Farmers, of Amravati district, where fatalties have been low informed NT though that they follow the practise of either sniping the tip of the cotton plant and/ or spraying it with a liquid called ‘Chamtkar’ and Livosin to keep height of plant stunted. BT Cotton crops here are not more than 4 feet tall.

“A confused Pesticide policy of Central govt responsible.”

A progressive farmer of Amraoti district Diliprao, who is an agriculture graduate also, opines that governments have no policy where it comes to pesticides. Its casual and heedless attitude when Supreme Court suddenly put an ad interim ban on most popular pesticides Endosulfan, and hasn’t lifted it for five long years now, opened the flood gates for many newer and more potent pesticides.

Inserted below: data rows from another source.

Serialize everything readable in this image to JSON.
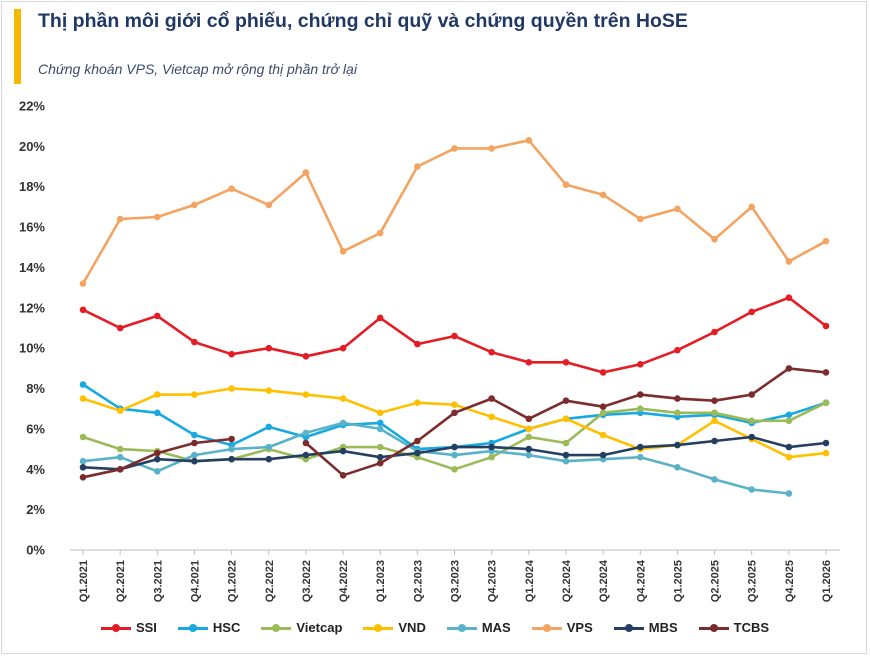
{
  "header": {
    "title": "Thị phần môi giới cổ phiếu, chứng chỉ quỹ và chứng quyền trên HoSE",
    "subtitle": "Chứng khoán VPS, Vietcap mở rộng thị phần trở lại",
    "accent_color": "#f5b800"
  },
  "chart_data": {
    "type": "line",
    "title": "Thị phần môi giới cổ phiếu, chứng chỉ quỹ và chứng quyền trên HoSE",
    "xlabel": "",
    "ylabel": "",
    "ylim": [
      0,
      22
    ],
    "y_tick_values": [
      0,
      2,
      4,
      6,
      8,
      10,
      12,
      14,
      16,
      18,
      20,
      22
    ],
    "y_tick_labels": [
      "0%",
      "2%",
      "4%",
      "6%",
      "8%",
      "10%",
      "12%",
      "14%",
      "16%",
      "18%",
      "20%",
      "22%"
    ],
    "grid": false,
    "legend_position": "bottom",
    "categories": [
      "Q1.2021",
      "Q2.2021",
      "Q3.2021",
      "Q4.2021",
      "Q1.2022",
      "Q2.2022",
      "Q3.2022",
      "Q4.2022",
      "Q1.2023",
      "Q2.2023",
      "Q3.2023",
      "Q4.2023",
      "Q1.2024",
      "Q2.2024",
      "Q3.2024",
      "Q4.2024",
      "Q1.2025",
      "Q2.2025",
      "Q3.2025",
      "Q4.2025",
      "Q1.2026"
    ],
    "series": [
      {
        "name": "SSI",
        "color": "#e41c23",
        "values": [
          11.9,
          11.0,
          11.6,
          10.3,
          9.7,
          10.0,
          9.6,
          10.0,
          11.5,
          10.2,
          10.6,
          9.8,
          9.3,
          9.3,
          8.8,
          9.2,
          9.9,
          10.8,
          11.8,
          12.5,
          11.1
        ]
      },
      {
        "name": "HSC",
        "color": "#17a9e0",
        "values": [
          8.2,
          7.0,
          6.8,
          5.7,
          5.2,
          6.1,
          5.6,
          6.2,
          6.3,
          5.0,
          5.1,
          5.3,
          6.0,
          6.5,
          6.7,
          6.8,
          6.6,
          6.7,
          6.3,
          6.7,
          7.3
        ]
      },
      {
        "name": "Vietcap",
        "color": "#9bbb59",
        "values": [
          5.6,
          5.0,
          4.9,
          4.4,
          4.5,
          5.0,
          4.5,
          5.1,
          5.1,
          4.6,
          4.0,
          4.6,
          5.6,
          5.3,
          6.8,
          7.0,
          6.8,
          6.8,
          6.4,
          6.4,
          7.3
        ]
      },
      {
        "name": "VND",
        "color": "#ffc000",
        "values": [
          7.5,
          6.9,
          7.7,
          7.7,
          8.0,
          7.9,
          7.7,
          7.5,
          6.8,
          7.3,
          7.2,
          6.6,
          6.0,
          6.5,
          5.7,
          5.0,
          5.2,
          6.4,
          5.5,
          4.6,
          4.8
        ]
      },
      {
        "name": "MAS",
        "color": "#5ab2c9",
        "values": [
          4.4,
          4.6,
          3.9,
          4.7,
          5.0,
          5.1,
          5.8,
          6.3,
          6.0,
          4.9,
          4.7,
          4.9,
          4.7,
          4.4,
          4.5,
          4.6,
          4.1,
          3.5,
          3.0,
          2.8,
          null
        ]
      },
      {
        "name": "VPS",
        "color": "#f4a460",
        "values": [
          13.2,
          16.4,
          16.5,
          17.1,
          17.9,
          17.1,
          18.7,
          14.8,
          15.7,
          19.0,
          19.9,
          19.9,
          20.3,
          18.1,
          17.6,
          16.4,
          16.9,
          15.4,
          17.0,
          14.3,
          15.3
        ]
      },
      {
        "name": "MBS",
        "color": "#243f60",
        "values": [
          4.1,
          4.0,
          4.5,
          4.4,
          4.5,
          4.5,
          4.7,
          4.9,
          4.6,
          4.8,
          5.1,
          5.1,
          5.0,
          4.7,
          4.7,
          5.1,
          5.2,
          5.4,
          5.6,
          5.1,
          5.3
        ]
      },
      {
        "name": "TCBS",
        "color": "#7b2c2c",
        "values": [
          3.6,
          4.0,
          4.8,
          5.3,
          5.5,
          null,
          5.3,
          3.7,
          4.3,
          5.4,
          6.8,
          7.5,
          6.5,
          7.4,
          7.1,
          7.7,
          7.5,
          7.4,
          7.7,
          9.0,
          8.8
        ]
      }
    ]
  }
}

“No research has been done yet on many of the ‘molecules’ in vogue. No guidelines are given to farmers OR dealers on which pesticide to use for which crop so everyone does as he pleases, or is advised by pro active MNC Manufacturers.”

A little research will show that India is probably the ONLY agricultural country where hundreds of agrochemicals are registered by Central Instecicide board in Delhi.

Even Pakistan has a much more scientific and studied approach which has paid excellent dividends.

Their cotton has more export demand, and their farmers are better off than ours.